Eine der schärfsten Waffen der Medizin wird immer stumpfer: Antibiotika retten zwar weiterhin viele Leben. Doch schon wenige Jahre nach der Einführung eines neuen Antibiotikums zeigen sich erste Resistenzerscheinungen. Dann können aus „Allerweltsinfektionen“ todbringende Erkrankungen werden. 2019 starben laut WHO 1,27 Mio. Menschen an antibiotikaresistenten Keimen; Tendenz stark steigend.

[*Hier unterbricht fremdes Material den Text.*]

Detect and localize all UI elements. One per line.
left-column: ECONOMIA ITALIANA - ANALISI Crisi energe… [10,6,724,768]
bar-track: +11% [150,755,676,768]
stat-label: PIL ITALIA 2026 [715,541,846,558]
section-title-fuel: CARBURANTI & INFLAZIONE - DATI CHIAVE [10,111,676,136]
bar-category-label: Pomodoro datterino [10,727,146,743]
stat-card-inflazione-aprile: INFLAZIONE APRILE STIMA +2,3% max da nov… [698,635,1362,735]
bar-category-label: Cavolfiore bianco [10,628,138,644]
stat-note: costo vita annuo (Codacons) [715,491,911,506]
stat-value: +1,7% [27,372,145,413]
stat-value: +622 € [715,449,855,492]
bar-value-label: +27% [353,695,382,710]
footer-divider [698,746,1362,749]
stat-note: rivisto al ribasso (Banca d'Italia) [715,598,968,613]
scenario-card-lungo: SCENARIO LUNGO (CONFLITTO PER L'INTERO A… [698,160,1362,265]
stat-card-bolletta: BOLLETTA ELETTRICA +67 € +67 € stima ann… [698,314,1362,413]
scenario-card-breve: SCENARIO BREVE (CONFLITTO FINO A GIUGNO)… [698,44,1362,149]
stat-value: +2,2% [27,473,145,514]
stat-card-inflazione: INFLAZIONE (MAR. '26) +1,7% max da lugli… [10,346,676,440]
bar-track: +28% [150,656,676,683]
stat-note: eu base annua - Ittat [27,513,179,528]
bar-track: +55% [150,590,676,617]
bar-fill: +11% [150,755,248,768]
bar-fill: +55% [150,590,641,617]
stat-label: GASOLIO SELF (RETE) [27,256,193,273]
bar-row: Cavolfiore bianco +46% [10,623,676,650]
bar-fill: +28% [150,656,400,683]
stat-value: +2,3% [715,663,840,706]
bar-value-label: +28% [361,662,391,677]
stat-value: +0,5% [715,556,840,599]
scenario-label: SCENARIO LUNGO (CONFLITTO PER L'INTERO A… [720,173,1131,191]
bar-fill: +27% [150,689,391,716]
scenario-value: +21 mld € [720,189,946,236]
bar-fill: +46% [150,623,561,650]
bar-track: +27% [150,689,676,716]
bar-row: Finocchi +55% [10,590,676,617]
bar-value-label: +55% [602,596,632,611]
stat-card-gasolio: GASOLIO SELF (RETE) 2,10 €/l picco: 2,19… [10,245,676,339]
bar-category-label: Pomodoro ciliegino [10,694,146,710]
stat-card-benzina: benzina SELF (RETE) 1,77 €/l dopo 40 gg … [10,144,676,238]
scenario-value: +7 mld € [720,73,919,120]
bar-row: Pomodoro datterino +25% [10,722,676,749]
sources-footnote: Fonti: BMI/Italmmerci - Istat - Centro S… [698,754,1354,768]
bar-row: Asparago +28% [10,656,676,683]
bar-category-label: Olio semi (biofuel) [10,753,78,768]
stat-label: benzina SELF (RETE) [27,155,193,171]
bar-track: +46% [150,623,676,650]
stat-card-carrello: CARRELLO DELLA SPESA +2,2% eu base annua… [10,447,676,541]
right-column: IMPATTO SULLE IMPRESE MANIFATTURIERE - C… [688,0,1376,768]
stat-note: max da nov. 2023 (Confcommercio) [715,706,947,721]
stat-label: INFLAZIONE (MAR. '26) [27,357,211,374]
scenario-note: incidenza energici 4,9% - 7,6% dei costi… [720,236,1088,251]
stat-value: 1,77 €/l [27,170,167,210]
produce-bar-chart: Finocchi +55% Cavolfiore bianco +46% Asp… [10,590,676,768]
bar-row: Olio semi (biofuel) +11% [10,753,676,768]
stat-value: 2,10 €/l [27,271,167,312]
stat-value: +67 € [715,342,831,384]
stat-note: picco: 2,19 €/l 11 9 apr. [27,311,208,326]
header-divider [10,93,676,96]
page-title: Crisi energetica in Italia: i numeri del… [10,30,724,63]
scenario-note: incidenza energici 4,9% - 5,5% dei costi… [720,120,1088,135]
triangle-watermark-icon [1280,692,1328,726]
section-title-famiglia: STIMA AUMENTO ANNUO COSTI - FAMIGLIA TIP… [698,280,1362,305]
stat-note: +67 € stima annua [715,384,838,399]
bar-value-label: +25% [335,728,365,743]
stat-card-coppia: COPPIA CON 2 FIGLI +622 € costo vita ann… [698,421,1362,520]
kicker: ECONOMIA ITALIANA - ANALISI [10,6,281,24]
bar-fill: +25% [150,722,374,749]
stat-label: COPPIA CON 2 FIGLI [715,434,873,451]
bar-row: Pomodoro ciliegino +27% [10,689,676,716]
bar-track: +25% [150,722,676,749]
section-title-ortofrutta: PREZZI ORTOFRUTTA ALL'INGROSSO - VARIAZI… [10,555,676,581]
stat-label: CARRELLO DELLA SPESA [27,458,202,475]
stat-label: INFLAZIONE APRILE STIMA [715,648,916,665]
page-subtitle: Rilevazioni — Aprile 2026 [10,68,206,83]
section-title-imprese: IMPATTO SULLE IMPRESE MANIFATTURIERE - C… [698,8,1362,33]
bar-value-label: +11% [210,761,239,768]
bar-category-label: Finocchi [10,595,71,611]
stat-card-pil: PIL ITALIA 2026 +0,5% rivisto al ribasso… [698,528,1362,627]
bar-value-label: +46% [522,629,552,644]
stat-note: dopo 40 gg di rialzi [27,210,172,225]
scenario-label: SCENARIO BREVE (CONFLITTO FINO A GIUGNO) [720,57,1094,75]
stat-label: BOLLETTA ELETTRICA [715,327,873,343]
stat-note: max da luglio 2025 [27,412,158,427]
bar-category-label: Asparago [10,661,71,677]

Die Herausbildung von Antibiotikaresistenzen ist ein natürlicher Vorgang: Während sich z. B. Pilze im Kampf um knappe Ressourcen durch die Synthese von Antibiotika einen Vorteil gegenüber Konkurrenten verschaffen, werden manche Bakterien gegen diese Gifte unempfindlich – sie haben dann einen Überlebensvorteil und vermehren sich stark. Solche Resistenzen entstehen spontan durch Mutationen oder werden – viel häufiger – durch mobile genetische Elemente (z. B. Plasmide) oder durch horizontalen Gentransfer weitergegeben.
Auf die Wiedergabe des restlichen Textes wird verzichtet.